Earlier this year council stripped the recreation department board of most of their powers and fired long-time director Jeff Caton.
Martin said the tea party didn’t really weigh in on the recreation department situation past letting council members know they were displeased with the county’s budding recreation program.
County council is confident enough in the projected savings at the jail and the recreation department to reallocate funds to other areas, Britt said.
Martin, and other tea party partisans – most notably Gov. Nikki Haley – have made much of Spartanburg County’s $500,000 tax cut.
“The governor mentioned it in one of her recent addresses,” Martin said. “Members of our organization have held up Spartanburg as a prime example of how local government ought to be run around the state.”
That cut was recommended by the recreation department staff, said Councilman Roger Nutt, and amounted to less than one mil on local tax bills.
Nutt, who regularly attends tea party meetings, said he’s not a member of the party. He describes himself as a conservative Republican who was hearing from voters as he ran for office about their displeasure with the recreation department.
Roehrs has attended tea party meetings in her area and said Nutt is her representative on county council.
“You have to give them (the tea party) their due,” she said. “They get involved with government and let their representatives know what they think. They are very good at this kind of organization.”

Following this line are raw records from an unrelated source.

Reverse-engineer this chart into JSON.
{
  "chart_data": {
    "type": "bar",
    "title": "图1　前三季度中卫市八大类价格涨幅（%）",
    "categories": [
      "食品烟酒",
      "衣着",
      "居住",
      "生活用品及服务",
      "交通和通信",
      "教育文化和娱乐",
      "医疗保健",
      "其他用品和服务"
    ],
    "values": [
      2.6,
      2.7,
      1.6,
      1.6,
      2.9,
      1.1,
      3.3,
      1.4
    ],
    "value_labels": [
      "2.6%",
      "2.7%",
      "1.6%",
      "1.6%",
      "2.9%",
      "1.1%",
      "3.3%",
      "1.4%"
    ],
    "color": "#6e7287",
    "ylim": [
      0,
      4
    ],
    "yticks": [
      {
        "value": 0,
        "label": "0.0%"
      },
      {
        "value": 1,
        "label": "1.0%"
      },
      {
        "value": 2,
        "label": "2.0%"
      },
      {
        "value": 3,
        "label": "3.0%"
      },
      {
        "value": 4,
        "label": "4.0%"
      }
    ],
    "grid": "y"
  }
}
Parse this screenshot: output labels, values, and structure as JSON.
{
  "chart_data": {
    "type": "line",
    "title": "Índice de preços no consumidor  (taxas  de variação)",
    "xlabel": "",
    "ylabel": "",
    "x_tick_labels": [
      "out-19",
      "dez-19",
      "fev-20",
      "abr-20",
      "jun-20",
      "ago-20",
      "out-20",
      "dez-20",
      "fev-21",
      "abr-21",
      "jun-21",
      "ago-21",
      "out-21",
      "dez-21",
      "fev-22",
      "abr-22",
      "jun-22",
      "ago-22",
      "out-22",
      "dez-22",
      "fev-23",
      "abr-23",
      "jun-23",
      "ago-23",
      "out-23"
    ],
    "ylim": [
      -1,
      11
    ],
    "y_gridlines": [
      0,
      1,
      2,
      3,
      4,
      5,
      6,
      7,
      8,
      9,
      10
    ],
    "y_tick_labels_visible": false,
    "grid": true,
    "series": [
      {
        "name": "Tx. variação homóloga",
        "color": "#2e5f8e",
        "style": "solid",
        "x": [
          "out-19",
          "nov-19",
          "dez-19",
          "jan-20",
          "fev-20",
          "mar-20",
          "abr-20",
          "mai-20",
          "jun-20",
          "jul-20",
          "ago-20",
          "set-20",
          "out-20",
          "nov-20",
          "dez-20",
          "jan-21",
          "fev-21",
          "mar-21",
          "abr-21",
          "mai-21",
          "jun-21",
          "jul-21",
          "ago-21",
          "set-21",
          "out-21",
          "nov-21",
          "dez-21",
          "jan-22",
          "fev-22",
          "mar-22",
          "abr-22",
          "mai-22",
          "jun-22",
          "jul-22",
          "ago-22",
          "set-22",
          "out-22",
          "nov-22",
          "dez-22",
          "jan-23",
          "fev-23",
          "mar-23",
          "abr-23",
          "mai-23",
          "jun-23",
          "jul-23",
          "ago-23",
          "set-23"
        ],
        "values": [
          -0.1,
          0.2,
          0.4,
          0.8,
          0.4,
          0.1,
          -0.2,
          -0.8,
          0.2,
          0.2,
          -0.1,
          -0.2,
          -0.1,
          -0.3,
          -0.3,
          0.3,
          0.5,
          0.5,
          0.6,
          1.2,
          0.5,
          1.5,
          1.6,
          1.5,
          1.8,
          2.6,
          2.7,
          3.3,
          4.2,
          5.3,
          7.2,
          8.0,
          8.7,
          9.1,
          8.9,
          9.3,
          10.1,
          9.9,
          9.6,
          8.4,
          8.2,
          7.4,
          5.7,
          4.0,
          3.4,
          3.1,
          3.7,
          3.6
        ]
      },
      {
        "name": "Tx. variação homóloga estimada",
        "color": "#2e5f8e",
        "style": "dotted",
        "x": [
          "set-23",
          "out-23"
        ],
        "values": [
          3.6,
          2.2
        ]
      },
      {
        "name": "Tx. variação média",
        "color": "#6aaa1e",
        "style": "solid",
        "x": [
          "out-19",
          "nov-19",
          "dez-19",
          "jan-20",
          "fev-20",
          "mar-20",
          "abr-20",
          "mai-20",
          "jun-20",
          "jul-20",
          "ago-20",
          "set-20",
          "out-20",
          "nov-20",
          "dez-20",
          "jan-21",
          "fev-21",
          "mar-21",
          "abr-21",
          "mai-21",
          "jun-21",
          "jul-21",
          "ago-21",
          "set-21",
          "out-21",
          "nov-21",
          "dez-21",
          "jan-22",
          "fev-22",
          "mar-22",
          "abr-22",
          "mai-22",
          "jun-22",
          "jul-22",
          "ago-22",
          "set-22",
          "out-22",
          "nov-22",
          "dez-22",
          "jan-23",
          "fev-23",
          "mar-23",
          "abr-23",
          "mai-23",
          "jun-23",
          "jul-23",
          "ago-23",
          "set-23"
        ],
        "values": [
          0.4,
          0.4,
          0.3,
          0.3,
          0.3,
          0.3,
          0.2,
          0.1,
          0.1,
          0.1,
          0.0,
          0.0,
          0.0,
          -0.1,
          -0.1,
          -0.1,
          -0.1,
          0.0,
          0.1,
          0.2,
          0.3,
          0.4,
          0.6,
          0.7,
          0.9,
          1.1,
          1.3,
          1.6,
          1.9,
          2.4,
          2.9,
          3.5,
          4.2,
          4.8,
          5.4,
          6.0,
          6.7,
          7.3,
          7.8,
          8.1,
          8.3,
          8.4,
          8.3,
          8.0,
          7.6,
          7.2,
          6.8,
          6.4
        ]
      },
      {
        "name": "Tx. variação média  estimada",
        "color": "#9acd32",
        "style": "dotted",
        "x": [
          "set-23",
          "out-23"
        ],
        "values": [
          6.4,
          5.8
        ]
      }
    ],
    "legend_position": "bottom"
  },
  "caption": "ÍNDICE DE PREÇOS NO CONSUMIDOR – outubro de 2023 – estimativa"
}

Organizational skills aside, she fears the long-term goals of the tea party will end up hurting the overall economic health of the county.
“You look at the kinds of things that draw economic development – the quality of life issues – and you realize those things cost money. When I look at Greenville’s downtown compared to Spartanburg I really see the difference. We’re 25 years behind Greenville.”
Martin said the tea party is strongest in the unincorporated areas of Spartanburg County.
“We have members in the cities, but no one who seems willing to get out and do the same kinds of things we have in the county,” she said.
Part of that difference may be attributed to a willingness to pay higher city taxes in return for greater services.
“No matter where you go on the local level,” Woodard said. “There is greater accountability. In Washington your constituency is often a long plane flight away. With a city or county council you see your constituents every day at Bi-Lo.
“Believe me, that makes a difference.”